GNU Radio Companion & multimon-ng: identifier & usefull signal muting

Question

Given is a signal from a NB-FM-Receiver in GNU Radio Companion. This signal consists of a series of identifiers (ending with ZVEI1: 89E9EA) in the ZVEI1 standard and followed by a useful signal. The signal is branched off to multimon-ng through a FIFO-Pipe. mulimon-ng reads the signal and decodes the signal according to:

multimon-ng -a ZVEI1 -t raw myfifo.raw
multimon-ng 1.1.8
  (C) 1996/1997 by Tom Sailer HB9JNX/AE4WA
  (C) 2012-2019 by Elias Oenal
Available demodulators: POCSAG512 POCSAG1200 POCSAG2400 FLEX EAS UFSK1200 CLIPFSK FMSFSK AFSK1200 AFSK2400 AFSK2400_2 AFSK2400_3 HAPN4800 FSK9600 DTMF ZVEI1 ZVEI2 ZVEI3 DZVEI PZVEI EEA EIA CCIR MORSE_CW DUMPCSV X10 SCOPE
Enabled demodulators: ZVEI1
ZVEI1: 83702
ZVEI1: 89E9EA

which works fine. Now the decoded message should be read from multimon-ngs output and looped back into GNU Radio Companion to mute

1. the identifiers
2. selectively the signal that follows ZVEI1: 89E9EA according to the previous identifiers.

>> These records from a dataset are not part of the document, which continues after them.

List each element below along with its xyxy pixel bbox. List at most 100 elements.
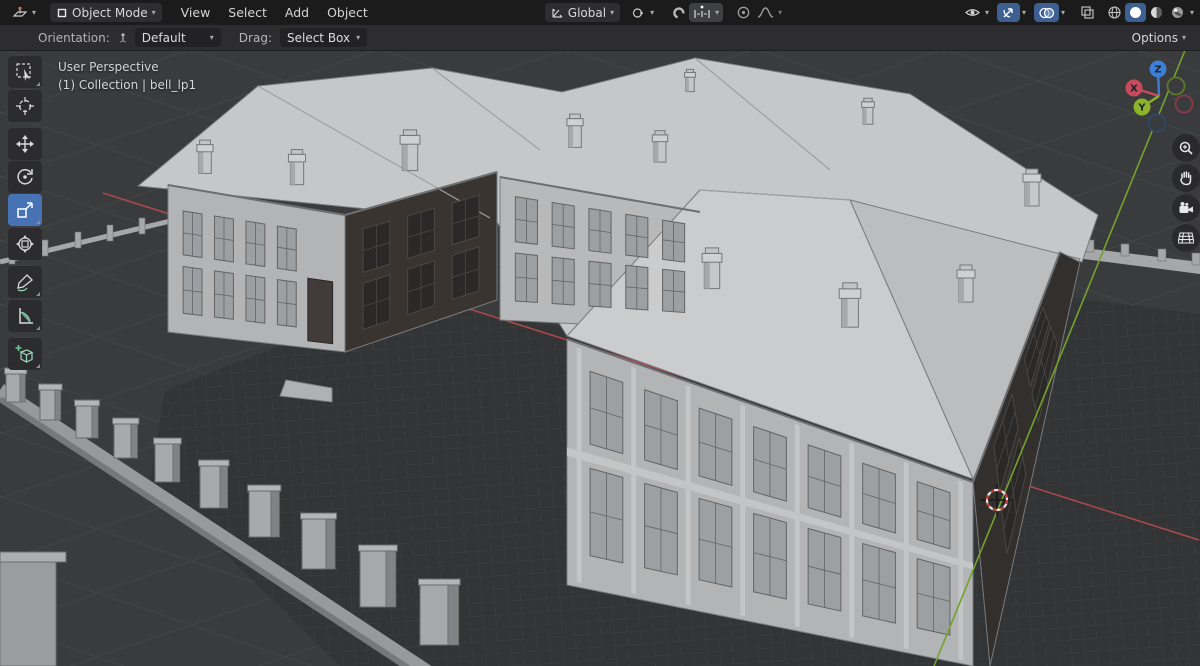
shading-rendered-button[interactable] <box>1167 3 1188 22</box>
ortho-toggle-button[interactable] <box>1172 224 1200 252</box>
falloff-curve-icon <box>757 7 774 18</box>
overlays-toggle[interactable] <box>1033 3 1059 22</box>
menu-add[interactable]: Add <box>276 0 318 25</box>
camera-icon <box>1179 201 1193 213</box>
fence-post <box>300 512 338 570</box>
gizmo-axis-label: Y <box>1137 103 1146 114</box>
tool-submenu-indicator <box>36 220 40 224</box>
fence-post <box>74 399 101 439</box>
chevron-down-icon: ▾ <box>1060 7 1065 17</box>
hand-icon <box>1180 171 1192 186</box>
gizmos-dropdown[interactable]: ▾ <box>1020 3 1028 22</box>
chimney <box>196 139 214 174</box>
chimney <box>838 282 862 328</box>
fence-post <box>41 239 49 257</box>
tool-submenu-indicator <box>36 82 40 86</box>
pilaster <box>958 480 964 661</box>
chevron-down-icon: ▾ <box>209 32 214 42</box>
gizmo-axis-ball[interactable] <box>1166 76 1186 96</box>
door <box>307 277 334 345</box>
menu-object[interactable]: Object <box>318 0 377 25</box>
chimney <box>287 149 307 186</box>
camera-view-button[interactable] <box>1172 194 1200 222</box>
tool-rotate[interactable] <box>8 161 42 193</box>
orientation-gizmo-icon <box>119 32 126 42</box>
tool-submenu-indicator <box>36 326 40 330</box>
tool-add-cube[interactable] <box>8 338 42 370</box>
gizmo-axis-ball[interactable] <box>1147 113 1167 133</box>
drag-select-value: Select Box <box>286 30 351 45</box>
chevron-down-icon: ▾ <box>1021 7 1026 17</box>
rotate-tool-icon <box>17 169 33 185</box>
tool-transform[interactable] <box>8 228 42 260</box>
fence-post <box>1120 243 1130 257</box>
shading-wireframe-button[interactable] <box>1104 3 1125 22</box>
fence-post <box>153 437 182 483</box>
viewport-3d-scene[interactable] <box>0 50 1200 666</box>
overlays-dropdown[interactable]: ▾ <box>1059 3 1067 22</box>
tool-scale[interactable] <box>8 194 42 226</box>
tool-submenu-indicator <box>36 364 40 368</box>
gizmo-axis-label: Z <box>1154 65 1161 76</box>
tool-select-box[interactable] <box>8 56 42 88</box>
tool-settings-bar: Orientation: Default ▾ Drag: Select Box … <box>0 25 1200 51</box>
chimney <box>684 68 696 93</box>
tool-cursor[interactable] <box>8 90 42 122</box>
zoom-icon <box>1179 141 1193 155</box>
proportional-editing-icon <box>737 6 750 19</box>
pivot-point-dropdown[interactable]: ▾ <box>626 3 660 22</box>
show-object-types-dropdown[interactable]: ▾ <box>961 3 992 22</box>
fence-post <box>38 383 63 421</box>
shading-solid-button[interactable] <box>1124 3 1146 22</box>
chimney <box>701 247 723 290</box>
add-cube-icon <box>15 345 34 364</box>
chimney <box>399 129 421 172</box>
tool-annotate[interactable] <box>8 266 42 298</box>
tool-measure[interactable] <box>8 300 42 332</box>
gizmo-axis-ball[interactable] <box>1174 94 1194 114</box>
orientation-select[interactable]: Default ▾ <box>134 28 221 47</box>
pilaster <box>794 423 800 628</box>
cursor-tool-icon <box>16 97 34 115</box>
orientation-select-value: Default <box>141 30 186 45</box>
menu-select[interactable]: Select <box>219 0 276 25</box>
proportional-editing-toggle[interactable] <box>733 3 754 22</box>
options-dropdown[interactable]: Options ▾ <box>1126 28 1192 47</box>
fence-post <box>4 367 28 403</box>
transform-tool-icon <box>16 235 34 253</box>
viewport-header: ▾ Object Mode ▾ View Select Add Object G… <box>0 0 1200 26</box>
transform-orientation-dropdown[interactable]: Global ▾ <box>544 3 621 22</box>
gizmo-axis-label: X <box>1130 84 1138 95</box>
gizmos-toggle[interactable] <box>996 3 1020 22</box>
pilaster <box>685 385 691 606</box>
shading-dropdown[interactable]: ▾ <box>1188 3 1196 22</box>
fence-post <box>358 544 398 608</box>
pivot-point-icon <box>632 7 643 18</box>
tool-move[interactable] <box>8 128 42 160</box>
xray-toggle[interactable] <box>1077 3 1098 22</box>
fence-post <box>112 417 140 459</box>
navigation-gizmo[interactable]: Z XY <box>1118 52 1200 134</box>
object-mode-icon <box>57 8 67 17</box>
chimney <box>1022 168 1042 207</box>
shading-material-button[interactable] <box>1146 3 1167 22</box>
chevron-down-icon: ▾ <box>984 7 989 17</box>
grid-icon <box>1178 232 1194 244</box>
menu-view[interactable]: View <box>172 0 220 25</box>
snap-toggle[interactable] <box>668 3 689 22</box>
zoom-button[interactable] <box>1172 134 1200 162</box>
editor-type-button[interactable]: ▾ <box>6 3 42 22</box>
drag-select[interactable]: Select Box ▾ <box>279 28 368 47</box>
orientation-value: Global <box>567 5 607 20</box>
snap-target-dropdown[interactable]: ▾ <box>689 3 724 22</box>
fence-post <box>138 217 146 235</box>
chevron-down-icon: ▾ <box>778 7 783 17</box>
annotate-pencil-icon <box>17 274 33 292</box>
drag-label: Drag: <box>238 30 272 45</box>
pan-button[interactable] <box>1172 164 1200 192</box>
chevron-down-icon: ▾ <box>715 7 720 17</box>
mode-dropdown[interactable]: Object Mode ▾ <box>50 3 162 22</box>
proportional-falloff-dropdown[interactable]: ▾ <box>754 3 785 22</box>
eye-icon <box>965 9 980 16</box>
pilaster <box>576 347 582 584</box>
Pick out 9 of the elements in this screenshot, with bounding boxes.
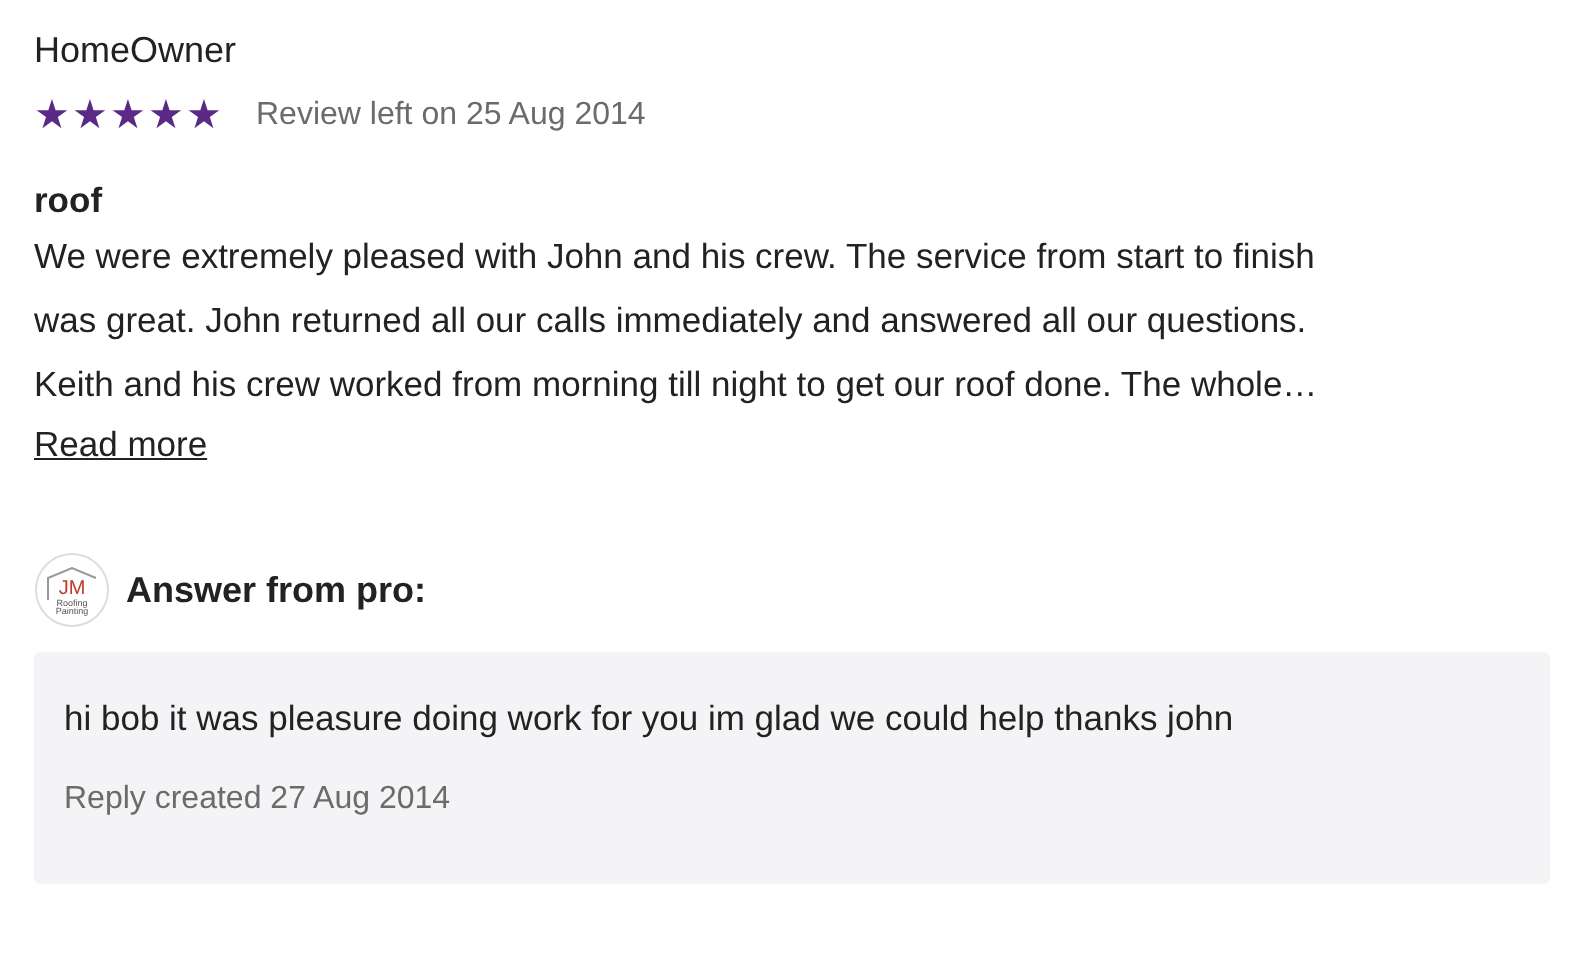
answer-heading: Answer from pro: bbox=[126, 567, 427, 614]
reply-date: Reply created 27 Aug 2014 bbox=[64, 780, 453, 821]
review-title: roof bbox=[34, 178, 105, 224]
review-text: We were extremely pleased with John and his crew. The service from start to finish was great. John returned all our calls immediately and answered all our questions. Keith and his crew worked from morning till night to get our roof done. The whole… bbox=[34, 234, 1320, 408]
reviewer-name: HomeOwner bbox=[34, 28, 239, 74]
read-more-link[interactable]: Read more bbox=[34, 424, 208, 464]
answer-text: hi bob it was pleasure doing work for you im glad we could help thanks john bbox=[64, 696, 1236, 742]
review-date: Review left on 25 Aug 2014 bbox=[256, 96, 646, 136]
star-rating: ★★★★★ bbox=[34, 96, 224, 136]
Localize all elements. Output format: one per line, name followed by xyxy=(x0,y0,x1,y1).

How can this be accomplished?

Answer 1

That would require your GNU Radio flow graph to "know" what transmission is that following the identifier. Your flow graph as shown can't really work, because your "muting" messages are asynchronous to the sample flow.

Therefore, you'd need a ZVEI1 decoder in GNU Radio.

Then, your multimon-ng is no longer necessary.

So, I'd recommend using GNU Radio to develop a simple ZVEI1 decoder! It's actually not that hard. You'd want to read the official GNU Radio tutorials, and then:

• build a demodulator for the ZVEI signalling tones (PLL freq det, for example, or a filter bank)
• write a block that detects the squelch sequence, and drops all data before it sees one, and then passes one one packet worth of samples
• Downstream of that, the actual data decoder
• and your dropping logic

··· -->rat. resampler
--> PLL freq det
--> squelch tone sequence detector
--> data decoder (tags packets with IDs)
--> selective pass-through /dropping

That's two or three blocks you'd have to write yourself – and seeing the sampling rates are super low, that could easily be done in Python (instead of C++, which you'd have to use when writing high-performance GNU Radio blocks).